The need for a more efficient deletion/anonymization plans and actions
In some cases, not all of the custom fields are useful or/and legal to be included to the deletion or anonymization functions, as in some case are needed by an organization for anonymous future reportings or any other processing based on a legal basis. An example could be a portal where users purchase gifts based on their activities and/or their points. In that case it is more than possible that, except of the custom fields, that are associated with their unique personal data i.e. their home address (not just the city), there will be custom fields that are presenting i.e. their ratings for the service, how did they found the service (i.e. by a friend, through a web search etc.) or any other useful data that can stay anonymized and not associated to their personal data for statistical analysis.
The final proposal
It would be more efficient to have the ability to map and include to the deletion or anonymization requests/functions only those custom fields that are aligned with the Privacy Policy of each website. A new option would be added to a custom field whether or not it contains information that can be considered personal data that based on the website’s privacy policy should be removed if a user submits a removal request that leads to the deletion of their associated information. In this way we know which fields should be removed and which ones could be kept.
During deletion we also empty the action log entries for the given user. Ensuring full deletion of the users data that is not mandatory to be kept.

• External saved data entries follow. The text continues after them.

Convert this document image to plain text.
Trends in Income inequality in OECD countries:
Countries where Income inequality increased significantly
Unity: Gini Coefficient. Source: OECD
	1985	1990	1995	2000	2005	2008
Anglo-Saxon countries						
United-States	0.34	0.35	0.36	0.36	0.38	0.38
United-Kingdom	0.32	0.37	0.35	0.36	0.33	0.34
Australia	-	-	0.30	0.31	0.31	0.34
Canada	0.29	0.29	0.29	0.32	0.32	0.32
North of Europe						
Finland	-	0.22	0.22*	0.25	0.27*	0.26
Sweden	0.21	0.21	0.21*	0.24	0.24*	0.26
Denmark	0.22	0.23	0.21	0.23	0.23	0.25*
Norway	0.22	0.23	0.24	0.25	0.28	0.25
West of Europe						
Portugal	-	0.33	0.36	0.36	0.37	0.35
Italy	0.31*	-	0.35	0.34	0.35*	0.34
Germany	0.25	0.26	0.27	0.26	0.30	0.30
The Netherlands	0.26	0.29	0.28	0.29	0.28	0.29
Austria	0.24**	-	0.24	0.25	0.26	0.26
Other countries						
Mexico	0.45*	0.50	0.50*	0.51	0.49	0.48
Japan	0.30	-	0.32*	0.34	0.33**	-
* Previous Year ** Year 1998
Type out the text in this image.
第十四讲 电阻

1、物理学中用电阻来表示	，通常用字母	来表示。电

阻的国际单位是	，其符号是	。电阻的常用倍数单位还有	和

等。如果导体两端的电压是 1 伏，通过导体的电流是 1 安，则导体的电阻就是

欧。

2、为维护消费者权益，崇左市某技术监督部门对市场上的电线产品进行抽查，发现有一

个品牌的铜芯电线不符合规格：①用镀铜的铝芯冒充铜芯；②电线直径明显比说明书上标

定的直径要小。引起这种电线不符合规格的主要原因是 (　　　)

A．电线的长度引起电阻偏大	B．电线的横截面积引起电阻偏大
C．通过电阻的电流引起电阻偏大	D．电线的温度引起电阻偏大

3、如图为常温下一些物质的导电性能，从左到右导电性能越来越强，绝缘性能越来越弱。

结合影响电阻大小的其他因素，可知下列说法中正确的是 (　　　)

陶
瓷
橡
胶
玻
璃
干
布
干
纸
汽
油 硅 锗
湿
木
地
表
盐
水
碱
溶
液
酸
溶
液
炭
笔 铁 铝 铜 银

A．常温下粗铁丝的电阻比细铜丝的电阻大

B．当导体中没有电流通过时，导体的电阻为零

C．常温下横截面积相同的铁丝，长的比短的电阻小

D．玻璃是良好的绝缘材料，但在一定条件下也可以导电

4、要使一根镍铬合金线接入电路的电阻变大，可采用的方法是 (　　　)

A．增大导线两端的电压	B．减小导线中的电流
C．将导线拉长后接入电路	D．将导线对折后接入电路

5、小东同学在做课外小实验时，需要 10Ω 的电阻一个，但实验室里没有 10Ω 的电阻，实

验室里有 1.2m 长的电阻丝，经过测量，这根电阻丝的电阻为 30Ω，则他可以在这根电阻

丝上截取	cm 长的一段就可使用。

The PR is the result of a collaboration between: Achilleas Papageorgiou Alkaios Anagnostopoulos Roland Dalmulder Sandra Decoux
Background work and motivation
The motivation of this proposal was a number of tests that Alkaios Anagnostopoulos performed during the preparation of their presentation with Achilleas Papageorgiou under the title: “Privacy: a fundamental feature in web application development” in JoomlaTalks 2019 (Athens, Greece). At the latest meeting of the Compliance team, Achilleas shared with Roland Dalmulder the results of Alkaios who made tests and validate them. Achilleas, Roland and Sandra Decoux discussed the potential impact of the deletion or anonymization. Based on this discussion Achilleas proposed a solution for a more flexible management through the mapping of the custom fields and the ability for the Super Users to include/exclude the custom fields they need to the deletion/anonymization functions based on the privacy policy they follow.